Writer and Director: Daniel Passi
Mikhail Bulgakov’s Frankenstein novel should be almost impossible to stage but Overtone Theatre has just about pulled it off with their stripped-back production at the Golden Goose Theatre. The absurdist story of a doctor who gives a dog the testicles and pituitary gland of a man is clearly told but some odd directorial decisions threaten to undermine this clarity.
Bobby is a stray dog and because he is on the streets he is, of course, a proletariat. This is 1920s Moscow, after all. But despite his working-class pride, he is drawn to the bourgeois Professor Phillip, a doctor who has a consulting room in a lavish flat. The professor tempts Bobby with chunks of salami and before he knows it, Bobby is restrained on an operating table. He’s given the testicles and pituitary gland of a young thug who has just died in a knife fight. What kind of man will Bobby become?
While Bulgakov’s novel is about social class and revolution, it’s tempting to see Bobby, now funnily called Penguin Penguinovich, as AI, another creature born inside a laboratory. What kind of rights will AI demand in the very near future? And how will humans be able to control their new inventions? The Heart of a Dog is fascinatingly pertinent for today.

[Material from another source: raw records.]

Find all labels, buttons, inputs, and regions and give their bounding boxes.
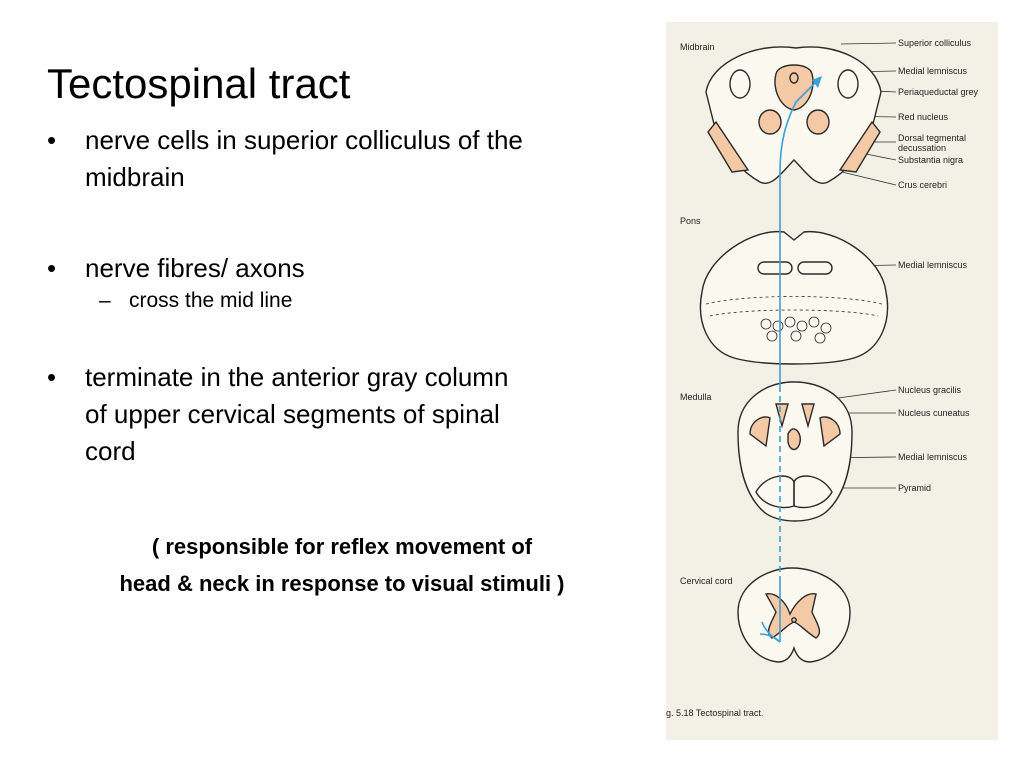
callout-medial-lemniscus-medulla: Medial lemniscus: [898, 452, 968, 462]
slide-title: Tectospinal tract: [47, 60, 351, 107]
midbrain-section: [705, 46, 882, 184]
label-pons: Pons: [680, 216, 701, 226]
label-medulla: Medulla: [680, 392, 712, 402]
bullet-list: • nerve cells in superior colliculus of …: [47, 122, 627, 470]
label-cervical-cord: Cervical cord: [680, 576, 733, 586]
callout-crus-cerebri: Crus cerebri: [898, 180, 947, 190]
bullet-line: terminate in the anterior gray column: [85, 362, 509, 392]
medulla-section: [737, 381, 853, 522]
sub-bullet-item: – cross the mid line: [47, 287, 627, 315]
bullet-line: midbrain: [85, 162, 185, 192]
label-midbrain: Midbrain: [680, 42, 715, 52]
callout-nucleus-gracilis: Nucleus gracilis: [898, 385, 962, 395]
callout-dorsal-tegmental: Dorsal tegmental: [898, 133, 966, 143]
sub-bullet-marker: –: [99, 289, 111, 312]
figure-drawing: Midbrain Pons Medulla Cervical cord Supe…: [666, 38, 979, 718]
callout-periaqueductal-grey: Periaqueductal grey: [898, 87, 979, 97]
bullet-line: of upper cervical segments of spinal: [85, 399, 500, 429]
note-line: ( responsible for reflex movement of: [151, 534, 533, 559]
cervical-cord-section: [737, 567, 851, 663]
callout-substantia-nigra: Substantia nigra: [898, 155, 963, 165]
bullet-marker: •: [47, 125, 57, 155]
bullet-item: • nerve cells in superior colliculus of …: [47, 122, 627, 196]
callout-red-nucleus: Red nucleus: [898, 112, 949, 122]
bullet-item: • terminate in the anterior gray column …: [47, 359, 627, 470]
callout-nucleus-cuneatus: Nucleus cuneatus: [898, 408, 970, 418]
bullet-line: nerve cells in superior colliculus of th…: [85, 125, 523, 155]
figure-caption: g. 5.18 Tectospinal tract.: [666, 708, 763, 718]
callout-pyramid: Pyramid: [898, 483, 931, 493]
callout-superior-colliculus: Superior colliculus: [898, 38, 972, 48]
callout-medial-lemniscus: Medial lemniscus: [898, 66, 968, 76]
sub-bullet-line: cross the mid line: [129, 289, 293, 312]
bullet-marker: •: [47, 362, 57, 392]
bullet-marker: •: [47, 253, 57, 283]
note-line: head & neck in response to visual stimul…: [119, 571, 565, 596]
callout-decussation: decussation: [898, 143, 946, 153]
tectospinal-figure: Midbrain Pons Medulla Cervical cord Supe…: [666, 22, 998, 740]
callout-medial-lemniscus-pons: Medial lemniscus: [898, 260, 968, 270]
bullet-line: nerve fibres/ axons: [85, 253, 305, 283]
tectospinal-tract-line: [759, 79, 819, 643]
bullet-line: cord: [85, 436, 136, 466]
tract-arrowhead: [812, 76, 822, 88]
bullet-item: • nerve fibres/ axons: [47, 250, 627, 287]
pons-section: [699, 230, 889, 365]
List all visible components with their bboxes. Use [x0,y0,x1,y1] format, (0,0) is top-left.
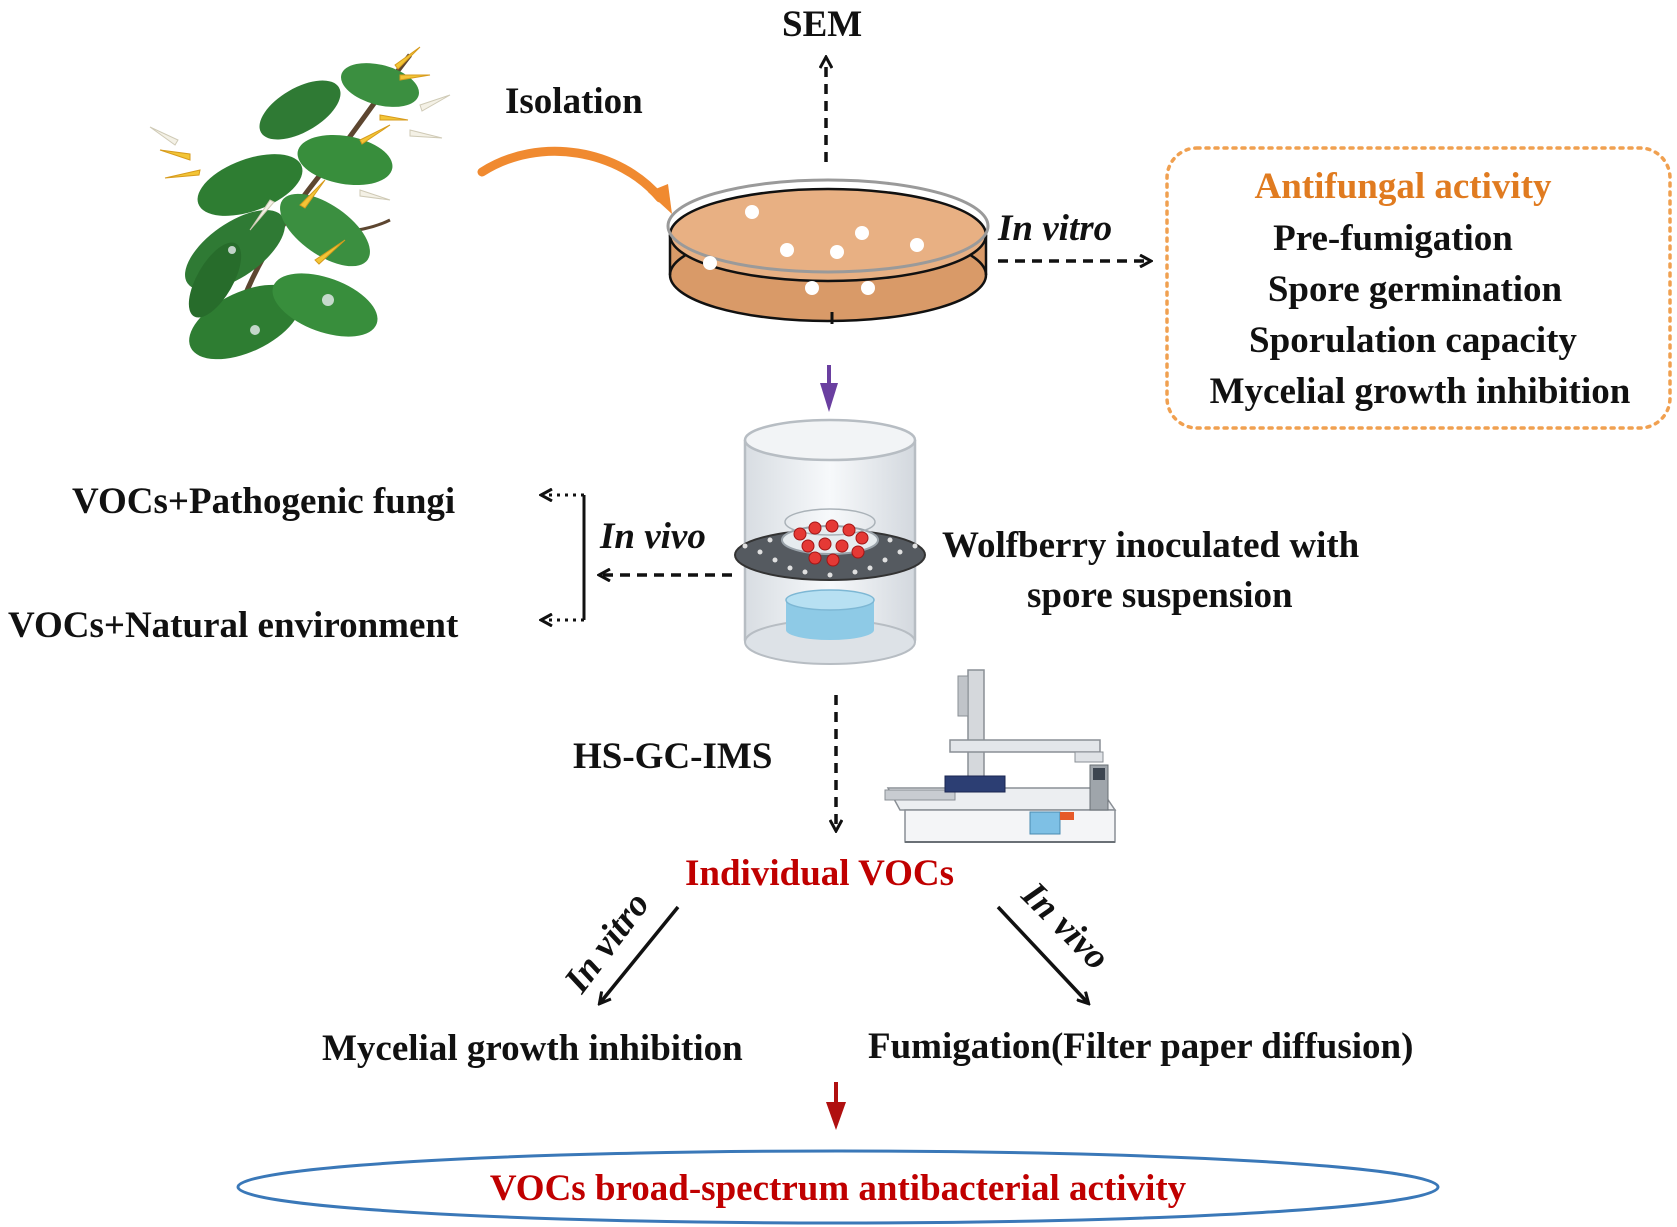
in-vivo-bottom-label: In vivo [1013,874,1118,979]
individual-vocs-label: Individual VOCs [685,853,954,894]
sem-label: SEM [782,4,862,45]
bracket [542,495,586,620]
wolfberry-label-line1: Wolfberry inoculated with [942,525,1360,566]
beaker-chamber [734,418,926,665]
white-flowers [149,94,451,231]
broad-spectrum-ellipse [236,1149,1440,1225]
leaf-4 [280,193,370,267]
in-vitro-bottom-arrow [600,905,680,1003]
fungal-colonies [703,205,924,295]
wolfberry-label-line2: spore suspension [1027,575,1293,616]
in-vivo-mid-label: In vivo [599,516,706,557]
in-vitro-top-label: In vitro [997,208,1112,249]
antifungal-title: Antifungal activity [1254,166,1552,207]
in-vitro-bottom-label: In vitro [556,885,658,1002]
flower-cluster [159,46,431,265]
antifungal-item-3: Sporulation capacity [1249,320,1577,361]
isolation-arrow [477,146,672,214]
leaf-5 [197,154,303,216]
leaf-6 [297,134,393,186]
isolation-label: Isolation [505,81,643,122]
mycelial-growth-bottom-label: Mycelial growth inhibition [322,1028,743,1069]
antifungal-item-4: Mycelial growth inhibition [1210,371,1631,412]
plant-illustration [149,46,451,360]
antifungal-item-2: Spore germination [1268,269,1563,310]
broad-spectrum-label: VOCs broad-spectrum antibacterial activi… [490,1168,1187,1209]
hs-gc-ims-instrument [884,669,1117,843]
fumigation-label: Fumigation(Filter paper diffusion) [868,1026,1413,1067]
vocs-natural-label: VOCs+Natural environment [8,605,459,646]
in-vivo-bottom-arrow [996,905,1088,1003]
purple-down-arrow [820,365,838,412]
petri-dish [666,178,990,324]
leaf-7 [259,80,341,140]
wolfberry-fruits [793,519,869,567]
leaf-8 [341,63,419,107]
hs-gc-ims-label: HS-GC-IMS [573,736,772,777]
vocs-pathogenic-label: VOCs+Pathogenic fungi [72,481,455,522]
red-down-arrow [826,1082,846,1130]
antifungal-item-1: Pre-fumigation [1273,218,1513,259]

In a cast of seven, Jack Tivey stands out as the posh but beleaguered professor while Oliver Lyndon is wonderfully coarse, playing the human-dog as some kind of Caliban. Denisa Elena also puts in good work as the dog before he has his unnatural surgery.
The problems come with the staging. Director Daniel Passi has chosen to place the play in traverse with the audience on either side of a long space. It brings the action closer, obviously, but other than that it adds little but stiff necks, especially when key scenes, like the operation itself, are staged behind one section of the audience. Another perplexing choice means that Overtone Theatre brings its own lights rather than using those of the Golden Goose. A few lamps are scattered around the space, but many scenes are played in full lighting, and again, there seems to be no reason to do this. Very quickly, it brings one out of the story, watching instead other members of the audience and the few that scurry out to use the bathroom.
Still, these experimental choices are to be admired even if they don’t quite succeed. It would be interesting to see this play, which is often chilling and comical in equal measures, on a normal stage in the dark. This would also mean that there would be less running around by the cast which is also distracting. Such a horror story as this needs a more focused approach.